The declared
objects are very similar to the haven_labelled_spss
objects
from package haven. It has exactly the same arguments, but it features
a fundamental difference in the treatment of (declared) missing values.
In package haven, existing values are treated as if they were missing.
By contrast, in package declared the NA values are treated as if they
were existing values.
This difference is fundamental and points to an inconsistency in package
haven: while existing values can be identified as missing using the
function is.na()
, they are in fact present in the vector and other
packages (most importantly the base ones) do not know these values should be
treated as missing.
Consequently, the existing values are interpreted as missing only by package
haven.

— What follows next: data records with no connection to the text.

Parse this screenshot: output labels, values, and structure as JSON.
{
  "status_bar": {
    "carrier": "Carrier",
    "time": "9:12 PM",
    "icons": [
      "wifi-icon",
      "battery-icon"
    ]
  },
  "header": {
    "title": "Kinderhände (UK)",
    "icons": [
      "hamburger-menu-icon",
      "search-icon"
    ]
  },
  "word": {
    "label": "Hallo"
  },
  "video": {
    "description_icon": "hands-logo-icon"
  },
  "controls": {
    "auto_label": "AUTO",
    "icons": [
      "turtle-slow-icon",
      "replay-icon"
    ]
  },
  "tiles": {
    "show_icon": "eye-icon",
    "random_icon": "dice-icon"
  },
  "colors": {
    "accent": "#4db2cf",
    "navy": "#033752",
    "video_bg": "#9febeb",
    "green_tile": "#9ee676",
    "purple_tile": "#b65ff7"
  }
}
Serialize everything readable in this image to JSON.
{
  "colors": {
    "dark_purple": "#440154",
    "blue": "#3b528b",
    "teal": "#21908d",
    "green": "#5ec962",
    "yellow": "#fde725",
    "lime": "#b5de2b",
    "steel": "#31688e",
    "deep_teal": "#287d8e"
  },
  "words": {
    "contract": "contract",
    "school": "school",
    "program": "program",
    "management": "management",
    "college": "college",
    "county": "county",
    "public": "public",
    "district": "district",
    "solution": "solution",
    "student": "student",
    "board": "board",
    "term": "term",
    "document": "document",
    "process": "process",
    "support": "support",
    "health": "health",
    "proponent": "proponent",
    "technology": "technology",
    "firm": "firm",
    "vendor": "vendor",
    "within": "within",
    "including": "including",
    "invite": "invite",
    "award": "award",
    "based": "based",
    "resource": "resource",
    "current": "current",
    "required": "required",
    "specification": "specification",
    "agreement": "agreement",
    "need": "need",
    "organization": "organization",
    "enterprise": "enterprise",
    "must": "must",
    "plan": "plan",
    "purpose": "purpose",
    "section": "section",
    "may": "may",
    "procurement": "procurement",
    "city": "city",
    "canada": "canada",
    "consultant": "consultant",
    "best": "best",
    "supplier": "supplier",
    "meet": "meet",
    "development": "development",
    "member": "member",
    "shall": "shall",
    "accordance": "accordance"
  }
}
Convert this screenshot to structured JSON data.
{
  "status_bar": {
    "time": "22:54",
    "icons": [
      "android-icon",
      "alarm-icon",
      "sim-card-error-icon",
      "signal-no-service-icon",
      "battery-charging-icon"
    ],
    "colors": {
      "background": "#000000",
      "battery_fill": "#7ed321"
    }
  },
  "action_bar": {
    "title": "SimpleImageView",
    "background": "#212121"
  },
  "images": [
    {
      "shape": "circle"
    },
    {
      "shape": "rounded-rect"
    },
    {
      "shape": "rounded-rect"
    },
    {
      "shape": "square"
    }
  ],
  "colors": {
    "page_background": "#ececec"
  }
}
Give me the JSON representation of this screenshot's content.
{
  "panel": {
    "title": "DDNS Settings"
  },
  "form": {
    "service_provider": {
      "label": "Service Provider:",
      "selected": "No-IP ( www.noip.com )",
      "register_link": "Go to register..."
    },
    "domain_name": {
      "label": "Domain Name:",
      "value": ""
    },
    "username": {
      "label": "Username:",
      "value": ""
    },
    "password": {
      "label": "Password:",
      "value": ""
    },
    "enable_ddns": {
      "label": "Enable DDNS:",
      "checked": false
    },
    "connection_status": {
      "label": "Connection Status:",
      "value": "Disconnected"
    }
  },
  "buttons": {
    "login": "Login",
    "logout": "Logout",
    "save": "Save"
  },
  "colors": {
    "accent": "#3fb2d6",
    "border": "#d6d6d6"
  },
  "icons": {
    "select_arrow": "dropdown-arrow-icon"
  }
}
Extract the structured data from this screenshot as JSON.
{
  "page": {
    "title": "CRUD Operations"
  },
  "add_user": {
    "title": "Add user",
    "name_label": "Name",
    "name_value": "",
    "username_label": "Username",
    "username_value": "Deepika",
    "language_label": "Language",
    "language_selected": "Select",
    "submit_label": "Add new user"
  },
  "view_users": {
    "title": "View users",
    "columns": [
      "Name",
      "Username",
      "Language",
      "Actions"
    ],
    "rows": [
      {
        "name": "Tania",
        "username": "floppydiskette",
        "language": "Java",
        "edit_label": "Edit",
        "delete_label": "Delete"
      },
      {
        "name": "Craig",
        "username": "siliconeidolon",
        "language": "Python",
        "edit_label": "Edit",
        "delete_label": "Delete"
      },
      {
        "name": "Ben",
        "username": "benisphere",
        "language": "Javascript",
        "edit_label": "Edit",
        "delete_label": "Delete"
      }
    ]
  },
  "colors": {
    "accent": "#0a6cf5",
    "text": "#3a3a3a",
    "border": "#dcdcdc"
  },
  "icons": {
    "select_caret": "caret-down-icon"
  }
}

Statistical procedures will use those values as if they were
valid values.
Package declared approaches the problem in exactly the opposite way:
instead of treating existing values as missing, it treats (certain) NA values
as existing. It does that by storing an attribute containing the indices of
those NA values which are to be treated as declared missing values, and it
refreshes this attribute each time the declared object is changed.
This is a trade off and has important implications when subsetting datasets:
all declared variables get this attribute refreshed, which consumes some time
depending on the number of variables in the data.
The generic function as.declared()
attempts to coerce only the compatible
types of objects, namely haven_labelled
and factor
s. Dedicated class
methods can be written for any other type of object, and users are free to
write their own. To end of with a declared object, additional metadata is
needed such as value labels, which values should be treated as missing etc.
The measurement level is optional and, for the moment, purely aesthetic. It
might however be useful to (automatically) determine if a declared object is
suitable for a certain statistical analysis, for instance regression requires
quantitative variables, while some declared objects are certainly categorical
despite using numbers to denote categories.
It distinguishes between "categorial"
and "quantitative"
types of
variables, and additionally recognizes "nominal"
and "ordinal"
as
categorical, and similarly recognizes "interval"
, "ratio"
,
"discrete"
and "continuous"
as quantitative.